Is there equivalence between what one tutor is asking students to do in their independent learning time and what others are asking? Taking a holistic approach across programme teams allows us to understand programmes or courses from the experiential standpoint of those taking them, and highlights the need for a certain level of consistency to pervade the provision.

What QA can’t do is to solve all these issues. It cannot fix the broken thing that is the internet. But there is much that QA can do: HEIs can and should develop guidance on the matters I have raised here. This/these documents then form part of the quality regime of the HEI, and can be shown to auditors, and compared between HE providers. They should also form part of the offer to students, so they know what to expect – and what the expectation is from them as independent learners. So, what questions might such policy documents consider?

  • Where/how recordings are made: from virtual/actual background to length, to how many per CATs point. Should recordings be made in a bespoke on-line location?

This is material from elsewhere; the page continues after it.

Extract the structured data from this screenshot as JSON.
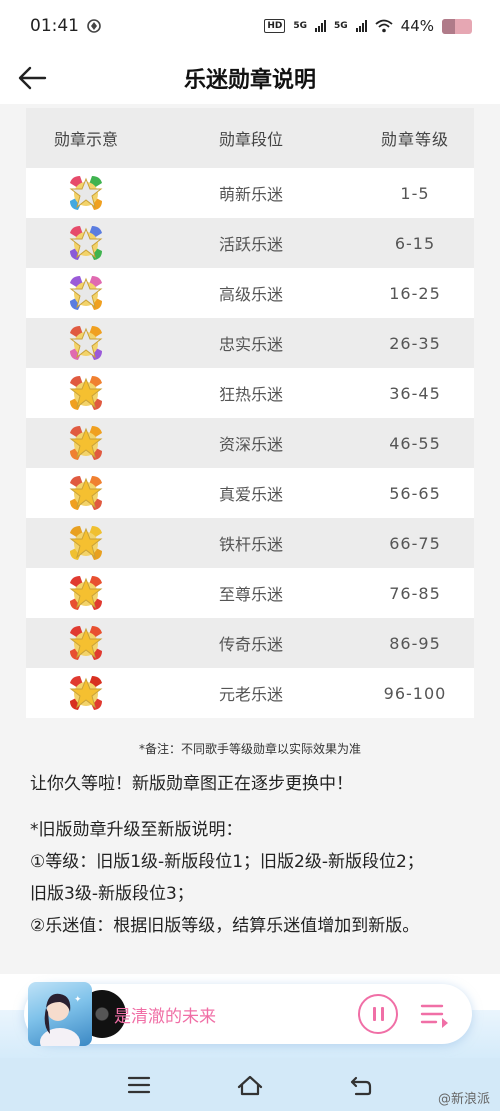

What limits/leeway is granted in these choices?
  • What processes and checks should apply when using tools beyond HEI-approved/sourced ones – or should they not be used at all?
  • What information are students asked to provide in using/registering for online tools- is there some data they shouldn’t be asked or expected to share?
  • Is there a limit on students’ re-use/sharing of content – where students might download content and then share it beyond the institution (rules about these are often implicit but not always in lecture capture policies which may need updating)
  • What is expected of staff – and where to stop (equity/workload between colleagues)
  • What if a student doesn’t want to interact? What are the HEI’s digital engagement policies?


We will be offering more modes of learning and more choice in how students interact with their discipline, their peers and their tutors. The norms of remote delivery are not yet established, although the technologies we deploy are almost as old as our first year students – YouTube is 17 years old, Twitter is 16, and MOOCs began their ‘disruption’ of Higher Education over a decade ago. We have a closing window of opportunity to establish some good practice, take a moment to consider the what, how, and why of our work.

Writing policies might not sound innovative – but in this area, there is a genuine need to ponder our practice, safeguard the student experience, and ensure planned and equitable staff expectations and development. This is not a limiting of innovation, but providing a frame for it, to mitigate the risks outlined here, while allowing us as a sector, and as individual practitioners, to make the most of all the opportunities face-to-face and remote delivery offer us as educators.